The Union won both the Kinston battles but didn't occupy the town. Kinston, for the most part, seemed to be somewhere "on the way to" for the Union. So that's why, even after the 1862 defeat of Confederate forces, Kinston had the distinction of being the easternmost city in the state to remain in Confederate hands during the Civil War. The Battle of Wyse Fork despite it being ultimately a Union victory did bring one final moment of glory for Confederate forces.

"On the 8th of March Gen. Robert F. Hoke did a flank march around the Federals, got behind them and captured the 15th Connecticut and the 25th Massachusetts, which was the last large mass capture of Federal troops in the war."

The Confederates captured about 900 Union soldiers that day, but by the 10th the battle was over, the Union victorious, just as in the first battle of Kinston. In 1862, the defeat could be shrugged off by Confederate forces, which was enjoying victories in larger battles.

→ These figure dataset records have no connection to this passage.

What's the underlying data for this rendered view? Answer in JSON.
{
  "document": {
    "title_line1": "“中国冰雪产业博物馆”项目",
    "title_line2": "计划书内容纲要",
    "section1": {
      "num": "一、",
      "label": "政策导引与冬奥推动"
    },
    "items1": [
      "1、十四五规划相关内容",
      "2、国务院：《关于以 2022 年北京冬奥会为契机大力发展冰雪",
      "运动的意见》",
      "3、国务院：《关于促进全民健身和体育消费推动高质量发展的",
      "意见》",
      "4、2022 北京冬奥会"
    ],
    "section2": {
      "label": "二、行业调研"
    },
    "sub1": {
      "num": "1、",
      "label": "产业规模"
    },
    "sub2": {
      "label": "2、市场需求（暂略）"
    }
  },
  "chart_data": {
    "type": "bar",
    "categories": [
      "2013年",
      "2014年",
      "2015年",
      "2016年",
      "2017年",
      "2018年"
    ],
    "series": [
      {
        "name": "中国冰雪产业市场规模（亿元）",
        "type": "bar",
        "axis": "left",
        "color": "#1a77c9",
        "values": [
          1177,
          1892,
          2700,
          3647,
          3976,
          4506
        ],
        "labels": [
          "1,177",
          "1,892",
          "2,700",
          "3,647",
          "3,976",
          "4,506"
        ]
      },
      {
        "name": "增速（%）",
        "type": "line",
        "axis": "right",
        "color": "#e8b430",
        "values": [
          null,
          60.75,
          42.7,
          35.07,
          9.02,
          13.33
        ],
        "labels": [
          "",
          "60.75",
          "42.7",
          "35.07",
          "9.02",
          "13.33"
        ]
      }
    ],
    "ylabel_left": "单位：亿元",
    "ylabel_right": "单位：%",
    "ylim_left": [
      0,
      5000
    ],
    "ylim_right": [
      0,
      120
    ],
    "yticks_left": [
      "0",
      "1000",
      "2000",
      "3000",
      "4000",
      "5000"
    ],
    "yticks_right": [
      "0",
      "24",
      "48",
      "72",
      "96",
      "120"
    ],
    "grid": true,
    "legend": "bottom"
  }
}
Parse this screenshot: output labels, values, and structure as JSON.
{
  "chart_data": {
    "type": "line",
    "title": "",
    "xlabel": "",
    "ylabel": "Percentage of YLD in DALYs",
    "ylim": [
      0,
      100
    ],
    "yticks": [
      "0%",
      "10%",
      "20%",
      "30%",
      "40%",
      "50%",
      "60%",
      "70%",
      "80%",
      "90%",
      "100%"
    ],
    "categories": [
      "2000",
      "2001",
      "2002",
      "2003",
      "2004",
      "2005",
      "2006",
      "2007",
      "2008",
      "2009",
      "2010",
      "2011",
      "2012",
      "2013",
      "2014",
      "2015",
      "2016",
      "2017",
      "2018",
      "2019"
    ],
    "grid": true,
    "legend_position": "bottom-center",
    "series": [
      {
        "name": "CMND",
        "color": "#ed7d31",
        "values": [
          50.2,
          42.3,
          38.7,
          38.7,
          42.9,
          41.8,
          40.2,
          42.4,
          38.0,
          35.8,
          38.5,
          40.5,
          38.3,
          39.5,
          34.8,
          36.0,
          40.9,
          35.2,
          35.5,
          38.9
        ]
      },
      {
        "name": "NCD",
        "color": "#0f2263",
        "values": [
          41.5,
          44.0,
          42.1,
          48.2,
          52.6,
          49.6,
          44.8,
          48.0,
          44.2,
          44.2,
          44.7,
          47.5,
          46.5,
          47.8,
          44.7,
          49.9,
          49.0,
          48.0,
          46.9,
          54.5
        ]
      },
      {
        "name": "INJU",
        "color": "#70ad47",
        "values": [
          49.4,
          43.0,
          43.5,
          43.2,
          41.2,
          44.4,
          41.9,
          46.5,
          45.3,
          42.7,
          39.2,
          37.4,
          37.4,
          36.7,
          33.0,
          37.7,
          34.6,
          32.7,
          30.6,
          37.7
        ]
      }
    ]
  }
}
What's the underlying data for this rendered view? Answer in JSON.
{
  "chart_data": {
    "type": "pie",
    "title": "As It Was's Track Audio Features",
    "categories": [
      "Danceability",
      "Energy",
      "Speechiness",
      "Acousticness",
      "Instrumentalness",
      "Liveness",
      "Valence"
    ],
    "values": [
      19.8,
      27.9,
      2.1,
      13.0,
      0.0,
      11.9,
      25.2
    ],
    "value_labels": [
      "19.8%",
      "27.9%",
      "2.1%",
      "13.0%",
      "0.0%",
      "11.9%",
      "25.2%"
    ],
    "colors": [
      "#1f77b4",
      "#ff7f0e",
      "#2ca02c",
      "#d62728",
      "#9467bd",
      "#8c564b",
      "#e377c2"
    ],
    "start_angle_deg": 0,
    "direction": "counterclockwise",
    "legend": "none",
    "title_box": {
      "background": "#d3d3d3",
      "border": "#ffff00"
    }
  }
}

"The first battle in early 1862, it also occurred around the same dates as the battle of Fredericksburg, VA where the federals took a tremendous loss there. Whether they had the news then or not, news didn't travel that fast then they, both sides their morale was high."

The same couldn't be said in 1865, and the war came to a halt about two months later. By Wyse Fork, the writing was on the wall and Taylor says many Confederate soldiers in the state many native to the state started to desert and head back to their homes where battlefields started to be reclaimed as farmland where that generation and future generations would seek a living.

"My farm was the center of the federal lines occupied by Gen. Thomas Ruger. And my home where my daughter lives now there was a six-gun federal battery set up just across, and in fact the way it was set up at an angle it would've fired right across my house and it was probably less than 100 feet behind my house."

Donnie Taylor, who owns part of the land where the Battle of Wyse Fork took place and is the historic site manager at the Bentonville Battlefield State Historic Site. I'm George Olsen.